Somehow, things worked out as I did manage to return home amidst the adversity. But nothing could have prepped me for re-adjusting to life and finding a social circle again in SG while still working/studying in Melbourne (WFH was still on default mode.). Quarantine (Q-tine) was hard, but I treated it as a staycation as an end date to be outdoors with fresh air and see loved ones, was in sight. A year on and multiple curveballs on how things evolved later, I’d say that iso does change you in a way that you don’t quite expect. The challenges feel like a blur, whilst I am aware that many are still going through it currently.

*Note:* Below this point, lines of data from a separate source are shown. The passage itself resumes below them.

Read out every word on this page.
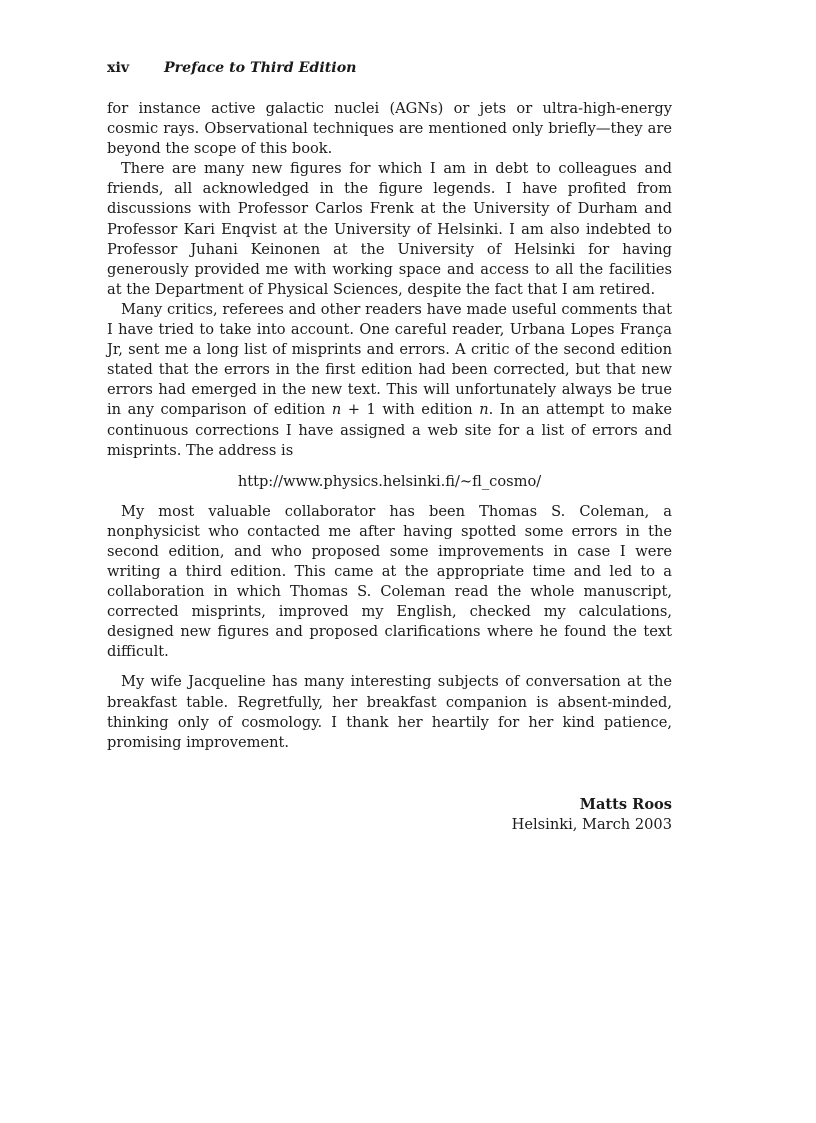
xiv Preface to Third Edition

for instance active galactic nuclei (AGNs) or jets or ultra-high-energy cosmic rays. Observational techniques are mentioned only briefly—they are beyond the scope of this book.

There are many new figures for which I am in debt to colleagues and friends, all acknowledged in the figure legends. I have profited from discussions with Professor Carlos Frenk at the University of Durham and Professor Kari Enqvist at the University of Helsinki. I am also indebted to Professor Juhani Keinonen at the University of Helsinki for having generously provided me with working space and access to all the facilities at the Department of Physical Sciences, despite the fact that I am retired.

Many critics, referees and other readers have made useful comments that I have tried to take into account. One careful reader, Urbana Lopes França Jr, sent me a long list of misprints and errors. A critic of the second edition stated that the errors in the first edition had been corrected, but that new errors had emerged in the new text. This will unfortunately always be true in any comparison of edition n + 1 with edition n. In an attempt to make continuous corrections I have assigned a web site for a list of errors and misprints. The address is

http://www.physics.helsinki.fi/~fl_cosmo/

My most valuable collaborator has been Thomas S. Coleman, a nonphysicist who contacted me after having spotted some errors in the second edition, and who proposed some improvements in case I were writing a third edition. This came at the appropriate time and led to a collaboration in which Thomas S. Coleman read the whole manuscript, corrected misprints, improved my English, checked my calculations, designed new figures and proposed clarifications where he found the text difficult.

My wife Jacqueline has many interesting subjects of conversation at the breakfast table. Regretfully, her breakfast companion is absent-minded, thinking only of cosmology. I thank her heartily for her kind patience, promising improvement.

Matts Roos
Helsinki, March 2003
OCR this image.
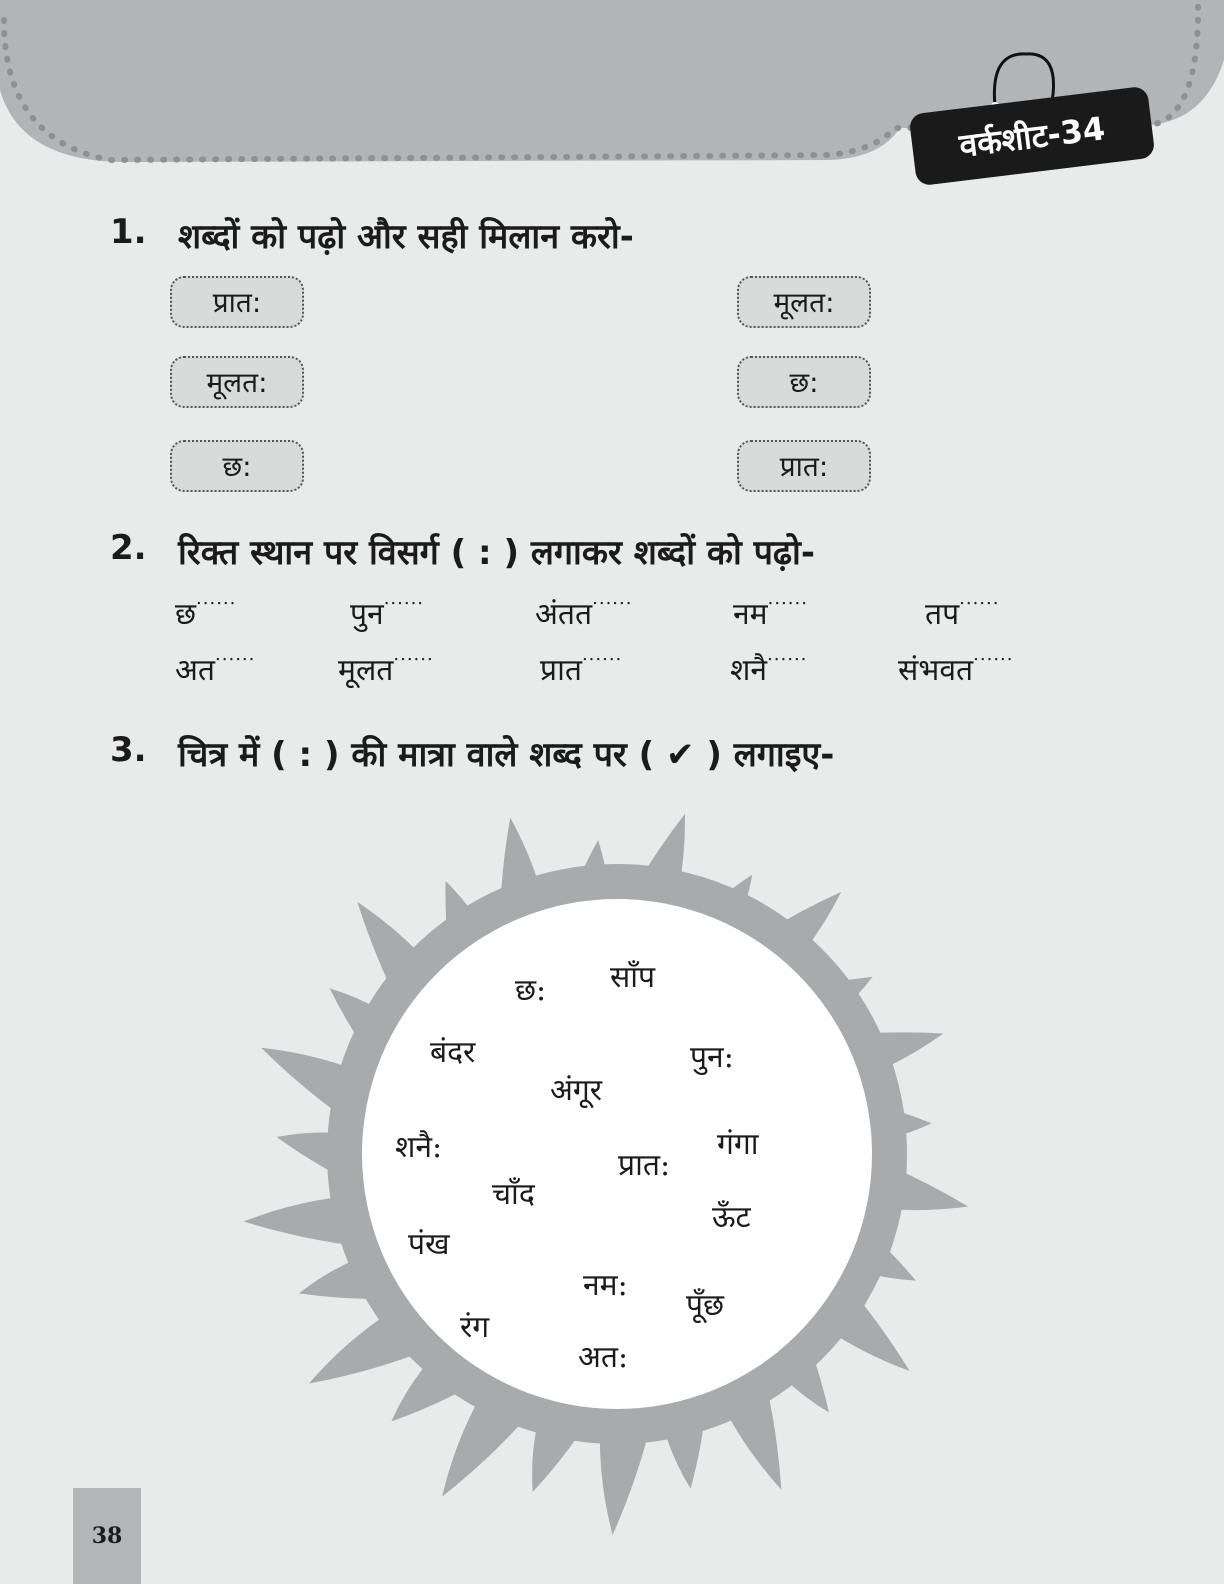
वर्कशीट-34
1. शब्दों को पढ़ो और सही मिलान करो-
प्रात:
मूलत:
छ:
मूलत:
छ:
प्रात:
2. रिक्त स्थान पर विसर्ग ( : ) लगाकर शब्दों को पढ़ो-
छ......	पुन......	अंतत......	नम......	तप......
अत......	मूलत......	प्रात......	शनै......	संभवत......
3. चित्र में ( : ) की मात्रा वाले शब्द पर ( ✔ ) लगाइए-
छ: साँप
बंदर	पुन:
अंगूर
शनै:	गंगा
प्रात:
चाँद
ऊँट
पंख
नम:
पूँछ
रंग
अत:
38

After months of living alone with virtual interactions, getting used to people around you again, takes some getting used to. Everyone has their ways of dealing, but for those living alone, it hits sort of a tad differently. Even reacquainting with those you knew and are familiar with, have its challenges. Expectations of one another, tolerance levels, settling in and finding new self-care routines were among some of the many challenges. These were partly due to the lockdown making the usual go-to's of beachside chills, manicures, haircuts, day trips, etc. a thing of the distant past.
Hence, I made more of an attempt to be out weekly/when time permitted, to enjoy the fresh air and the company of friends/family. But trying to find the rainbow in a storm isn’t as easy as it sounds and this post is a reminder that hopefully with every day that passes, we find new ways to rekindle the relationships that matter, including time with ourselves. I hope your loved ones find a way to reach out to you if you aren’t your usual self, and If you are having a tough time, do reach out to professionals or check out the mental health resources that we’ve put up. (If you’d like more resources, get in touch or leave us a comment!).

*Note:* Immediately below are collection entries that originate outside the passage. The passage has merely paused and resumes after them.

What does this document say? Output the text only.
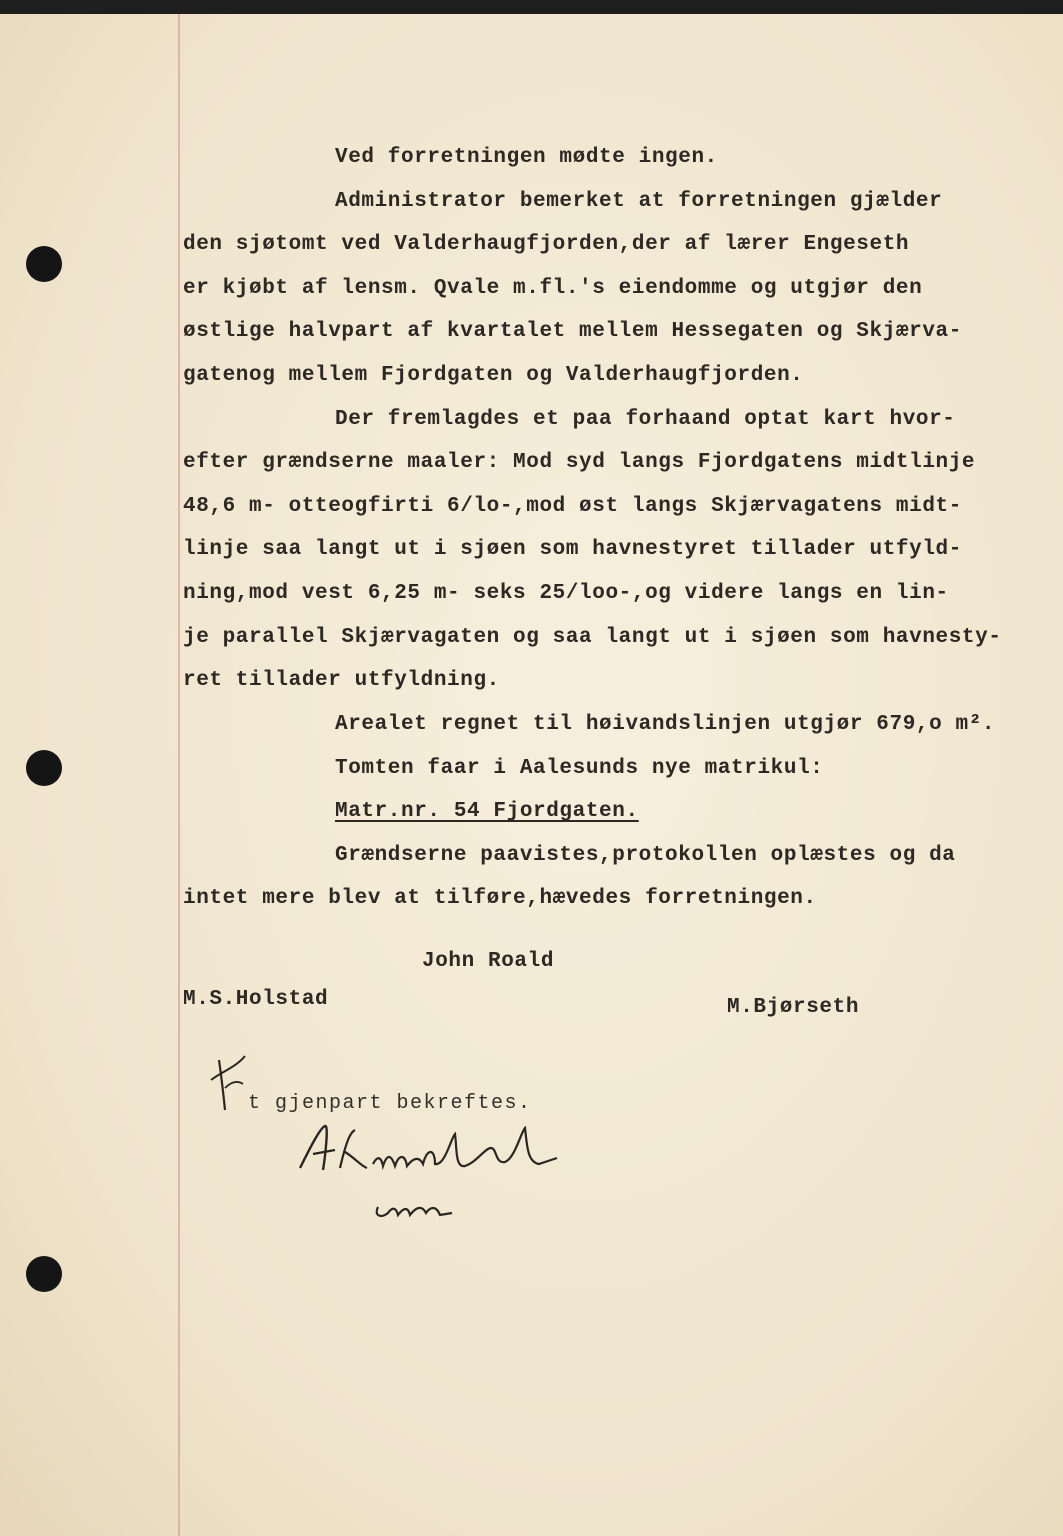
Ved forretningen mødte ingen.
Administrator bemerket at forretningen gjælder
den sjøtomt ved Valderhaugfjorden,der af lærer Engeseth
er kjøbt af lensm. Qvale m.fl.'s eiendomme og utgjør den
østlige halvpart af kvartalet mellem Hessegaten og Skjærva-
gatenog mellem Fjordgaten og Valderhaugfjorden.
Der fremlagdes et paa forhaand optat kart hvor-
efter grændserne maaler: Mod syd langs Fjordgatens midtlinje
48,6 m- otteogfirti 6/lo-,mod øst langs Skjærvagatens midt-
linje saa langt ut i sjøen som havnestyret tillader utfyld-
ning,mod vest 6,25 m- seks 25/loo-,og videre langs en lin-
je parallel Skjærvagaten og saa langt ut i sjøen som havnesty-
ret tillader utfyldning.
Arealet regnet til høivandslinjen utgjør 679,o m².
Tomten faar i Aalesunds nye matrikul:
Matr.nr. 54 Fjordgaten.
Grændserne paavistes,protokollen oplæstes og da
intet mere blev at tilføre,hævedes forretningen.
John Roald
M.S.Holstad	M.Bjørseth
t gjenpart bekreftes.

As the challenges of the curveballs that hit/continue hitting us loom, endless faith and infinite hope may just be the key to get through it. I shall leave sharing about the further restrictions that bring up the scars of the past and the rest, for another post. The various fears and challenges will most certainly exist, but we can believe and hope for the best. None of us are perfect, but a little effort to be better daily, in whichever area you choose, will go a long way, one day. Even if you feel like being in jammies and chilling the day away, occasionally, know it’s OK to not be OK. Be inquisitive, love wholeheartedly, be present at the moment, and always do your best.
The universe and law of attraction will make your wishes/dreams come true someday, and until then, find the courage to persevere through. You never know if tomorrow is the day you wake up to getting all that you wish for and more!
“But you know, happiness can be found even in the darkest of times if one only remembers to turn on the light.” ― Harry Potter and the Prisoner of Azkaban.